How We Got Here: A Timeline

2023 – 2024

Houthi militants cut AAE-1, SEACOM, and EIG cables in the Red Sea during regional conflict. Partial repairs made; full restoration never completed.

February 28, 2026

U.S.–Iran conflict escalates. Iran imposes near-total internet blackout domestically. IRGC declares Hormuz Strait closed to traffic.

March 2026

Iran threatens to cut undersea cables if Gulf countries continue hosting U.S. military forces. Houthis resume Red Sea attacks in solidarity with Iran.

April 8, 2026

U.S. President Trump declares a ceasefire. Diplomatic talks in Islamabad collapse after 21 hours. IRGC hardliners veto any concession.

April 22, 2026

Tasnim publishes detailed Persian Gulf cable map. Alcatel Submarine Networks issues force majeure for Gulf operations. The digital threat becomes explicit.

🌍

Why This Matters Far Beyond the Gulf

The economic fallout of cable severing would not stop at Gulf borders. Countries across Europe, Africa, and South Asia depend on these same corridors for financial transactions, cloud services, and internet access. Traffic rerouted via the Cape of Good Hope around Africa adds 100–150ms of latency — workable for browsing, devastating for real-time finance, cloud computing, and AI inference.

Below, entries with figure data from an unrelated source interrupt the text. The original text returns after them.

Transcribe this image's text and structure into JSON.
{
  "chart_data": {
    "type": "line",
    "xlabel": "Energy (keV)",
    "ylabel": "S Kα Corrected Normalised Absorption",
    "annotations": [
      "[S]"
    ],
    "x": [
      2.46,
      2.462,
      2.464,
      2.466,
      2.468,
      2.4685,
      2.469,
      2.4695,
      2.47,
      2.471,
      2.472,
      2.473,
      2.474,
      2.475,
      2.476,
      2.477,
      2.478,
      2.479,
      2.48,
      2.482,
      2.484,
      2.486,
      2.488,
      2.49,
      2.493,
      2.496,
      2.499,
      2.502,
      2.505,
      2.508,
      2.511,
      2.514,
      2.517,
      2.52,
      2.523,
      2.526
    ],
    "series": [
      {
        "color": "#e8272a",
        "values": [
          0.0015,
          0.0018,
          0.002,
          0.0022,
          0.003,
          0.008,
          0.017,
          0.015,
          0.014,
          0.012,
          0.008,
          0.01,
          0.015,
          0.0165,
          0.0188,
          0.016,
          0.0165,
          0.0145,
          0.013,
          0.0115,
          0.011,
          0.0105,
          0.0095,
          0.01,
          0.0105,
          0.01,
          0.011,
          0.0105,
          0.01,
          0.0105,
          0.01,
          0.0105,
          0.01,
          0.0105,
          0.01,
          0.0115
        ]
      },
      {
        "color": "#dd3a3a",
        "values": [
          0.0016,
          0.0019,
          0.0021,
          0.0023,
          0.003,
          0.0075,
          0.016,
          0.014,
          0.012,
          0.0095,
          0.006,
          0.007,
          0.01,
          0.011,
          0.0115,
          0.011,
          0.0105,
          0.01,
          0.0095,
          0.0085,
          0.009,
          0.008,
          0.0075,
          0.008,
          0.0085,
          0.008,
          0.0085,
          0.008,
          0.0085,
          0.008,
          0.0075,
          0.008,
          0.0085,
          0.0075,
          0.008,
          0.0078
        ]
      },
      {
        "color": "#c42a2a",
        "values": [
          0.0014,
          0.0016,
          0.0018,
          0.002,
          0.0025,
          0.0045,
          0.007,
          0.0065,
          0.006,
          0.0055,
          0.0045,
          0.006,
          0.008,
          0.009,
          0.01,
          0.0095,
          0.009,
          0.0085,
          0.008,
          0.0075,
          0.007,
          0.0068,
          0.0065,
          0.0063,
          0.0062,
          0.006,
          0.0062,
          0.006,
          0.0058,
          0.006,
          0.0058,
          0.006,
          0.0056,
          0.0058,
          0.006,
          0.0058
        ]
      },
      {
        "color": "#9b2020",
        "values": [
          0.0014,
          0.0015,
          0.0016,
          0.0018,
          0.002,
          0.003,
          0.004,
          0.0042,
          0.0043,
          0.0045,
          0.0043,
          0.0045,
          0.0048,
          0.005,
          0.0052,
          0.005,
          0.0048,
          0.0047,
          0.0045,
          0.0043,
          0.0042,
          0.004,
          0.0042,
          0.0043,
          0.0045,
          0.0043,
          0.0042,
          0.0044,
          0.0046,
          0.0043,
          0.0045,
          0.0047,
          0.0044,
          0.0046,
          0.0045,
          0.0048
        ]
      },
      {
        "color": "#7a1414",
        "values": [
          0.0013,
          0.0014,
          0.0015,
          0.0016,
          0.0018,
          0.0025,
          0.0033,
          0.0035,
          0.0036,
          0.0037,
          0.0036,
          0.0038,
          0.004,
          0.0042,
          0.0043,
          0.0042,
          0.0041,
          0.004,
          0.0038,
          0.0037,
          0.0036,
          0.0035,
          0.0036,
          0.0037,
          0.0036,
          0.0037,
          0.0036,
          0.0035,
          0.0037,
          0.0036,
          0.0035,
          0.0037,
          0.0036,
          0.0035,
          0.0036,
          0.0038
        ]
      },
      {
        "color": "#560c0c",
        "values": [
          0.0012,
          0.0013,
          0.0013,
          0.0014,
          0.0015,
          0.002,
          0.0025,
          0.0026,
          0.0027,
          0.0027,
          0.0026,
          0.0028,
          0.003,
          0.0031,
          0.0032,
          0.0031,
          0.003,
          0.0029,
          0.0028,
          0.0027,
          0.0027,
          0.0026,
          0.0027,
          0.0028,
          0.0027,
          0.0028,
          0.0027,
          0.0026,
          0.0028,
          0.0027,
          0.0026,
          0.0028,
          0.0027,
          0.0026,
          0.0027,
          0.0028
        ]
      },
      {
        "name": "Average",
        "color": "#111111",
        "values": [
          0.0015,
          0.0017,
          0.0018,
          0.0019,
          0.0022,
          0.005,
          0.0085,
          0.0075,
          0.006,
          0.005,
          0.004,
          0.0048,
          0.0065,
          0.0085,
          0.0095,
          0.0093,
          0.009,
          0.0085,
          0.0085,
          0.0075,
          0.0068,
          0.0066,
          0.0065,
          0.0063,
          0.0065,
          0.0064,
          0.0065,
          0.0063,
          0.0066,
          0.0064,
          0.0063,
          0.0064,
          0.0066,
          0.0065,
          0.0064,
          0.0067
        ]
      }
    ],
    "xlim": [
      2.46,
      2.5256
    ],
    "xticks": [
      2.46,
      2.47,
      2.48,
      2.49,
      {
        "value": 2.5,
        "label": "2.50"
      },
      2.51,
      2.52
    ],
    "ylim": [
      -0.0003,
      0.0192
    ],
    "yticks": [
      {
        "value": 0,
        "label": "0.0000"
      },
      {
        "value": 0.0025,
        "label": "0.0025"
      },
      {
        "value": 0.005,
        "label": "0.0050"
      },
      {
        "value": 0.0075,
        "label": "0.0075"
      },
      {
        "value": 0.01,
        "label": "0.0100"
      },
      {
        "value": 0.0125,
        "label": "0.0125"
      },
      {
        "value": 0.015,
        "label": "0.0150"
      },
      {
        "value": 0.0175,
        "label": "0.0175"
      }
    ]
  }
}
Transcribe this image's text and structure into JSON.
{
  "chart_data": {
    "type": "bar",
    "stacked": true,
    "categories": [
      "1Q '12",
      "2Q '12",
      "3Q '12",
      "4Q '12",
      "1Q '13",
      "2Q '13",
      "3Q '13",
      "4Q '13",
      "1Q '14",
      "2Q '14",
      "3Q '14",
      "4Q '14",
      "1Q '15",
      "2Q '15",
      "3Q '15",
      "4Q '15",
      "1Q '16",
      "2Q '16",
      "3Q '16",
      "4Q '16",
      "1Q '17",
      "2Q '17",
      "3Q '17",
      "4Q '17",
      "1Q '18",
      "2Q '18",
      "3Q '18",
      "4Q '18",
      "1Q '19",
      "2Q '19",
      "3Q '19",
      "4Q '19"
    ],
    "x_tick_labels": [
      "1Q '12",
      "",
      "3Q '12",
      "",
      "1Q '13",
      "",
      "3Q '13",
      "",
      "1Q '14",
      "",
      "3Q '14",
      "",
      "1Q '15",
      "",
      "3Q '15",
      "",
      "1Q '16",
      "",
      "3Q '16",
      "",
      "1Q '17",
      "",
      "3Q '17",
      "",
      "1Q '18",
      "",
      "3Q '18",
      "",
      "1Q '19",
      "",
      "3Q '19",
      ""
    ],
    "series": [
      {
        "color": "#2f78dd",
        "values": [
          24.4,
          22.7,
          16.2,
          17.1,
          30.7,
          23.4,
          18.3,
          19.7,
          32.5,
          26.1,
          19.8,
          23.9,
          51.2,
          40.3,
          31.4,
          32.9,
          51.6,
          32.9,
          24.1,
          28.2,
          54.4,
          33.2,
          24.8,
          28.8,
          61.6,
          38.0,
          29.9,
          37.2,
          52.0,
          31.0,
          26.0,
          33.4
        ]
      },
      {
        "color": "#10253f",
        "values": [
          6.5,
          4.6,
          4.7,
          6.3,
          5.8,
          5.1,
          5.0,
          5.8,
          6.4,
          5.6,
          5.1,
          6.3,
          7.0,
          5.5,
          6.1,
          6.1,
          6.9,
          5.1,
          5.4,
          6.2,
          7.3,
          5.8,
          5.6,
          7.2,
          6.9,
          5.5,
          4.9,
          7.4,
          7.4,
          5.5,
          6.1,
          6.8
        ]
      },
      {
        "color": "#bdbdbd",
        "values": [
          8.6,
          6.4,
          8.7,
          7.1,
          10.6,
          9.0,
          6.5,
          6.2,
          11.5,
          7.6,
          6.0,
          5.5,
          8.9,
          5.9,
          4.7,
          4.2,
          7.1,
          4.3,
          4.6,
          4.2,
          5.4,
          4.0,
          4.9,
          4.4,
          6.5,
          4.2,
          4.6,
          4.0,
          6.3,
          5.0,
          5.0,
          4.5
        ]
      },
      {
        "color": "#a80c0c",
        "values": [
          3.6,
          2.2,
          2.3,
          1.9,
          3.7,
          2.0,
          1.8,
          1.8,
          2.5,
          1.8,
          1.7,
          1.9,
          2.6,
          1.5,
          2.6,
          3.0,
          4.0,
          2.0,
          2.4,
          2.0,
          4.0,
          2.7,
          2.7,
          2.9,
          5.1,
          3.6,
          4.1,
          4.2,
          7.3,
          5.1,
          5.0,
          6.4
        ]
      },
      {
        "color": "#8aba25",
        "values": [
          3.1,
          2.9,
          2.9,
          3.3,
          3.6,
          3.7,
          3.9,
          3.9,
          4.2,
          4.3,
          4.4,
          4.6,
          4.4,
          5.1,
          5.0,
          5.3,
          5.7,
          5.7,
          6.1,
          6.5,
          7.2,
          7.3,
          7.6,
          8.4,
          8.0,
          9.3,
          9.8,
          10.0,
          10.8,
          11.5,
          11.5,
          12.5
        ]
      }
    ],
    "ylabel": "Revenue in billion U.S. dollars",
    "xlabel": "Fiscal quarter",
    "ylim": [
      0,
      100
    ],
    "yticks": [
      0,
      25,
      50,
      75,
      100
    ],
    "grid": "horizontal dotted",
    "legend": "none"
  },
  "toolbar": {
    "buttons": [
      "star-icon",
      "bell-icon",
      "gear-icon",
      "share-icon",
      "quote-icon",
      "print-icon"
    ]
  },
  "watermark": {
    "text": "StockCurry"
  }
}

Analysts at the Stimson Center note that Gulf states like the UAE, Qatar, and Saudi Arabia have invested billions in becoming global AI and cloud hubs — partnerships with U.S. firms, semiconductor supply chains, and data center expansions. All of that investment assumes physical security. That assumption is now in serious question.

📌 Bottom Line

Iran holds asymmetric leverage. It depends on these cables for less than 40% of its own internet needs — Gulf states depend on them for over 90%. Cutting them would hurt Iran's adversaries far more than Iran itself. Whether the threat is carried out or not, the signal has already been sent: the world's data infrastructure is now a weapon in geopolitical conflict.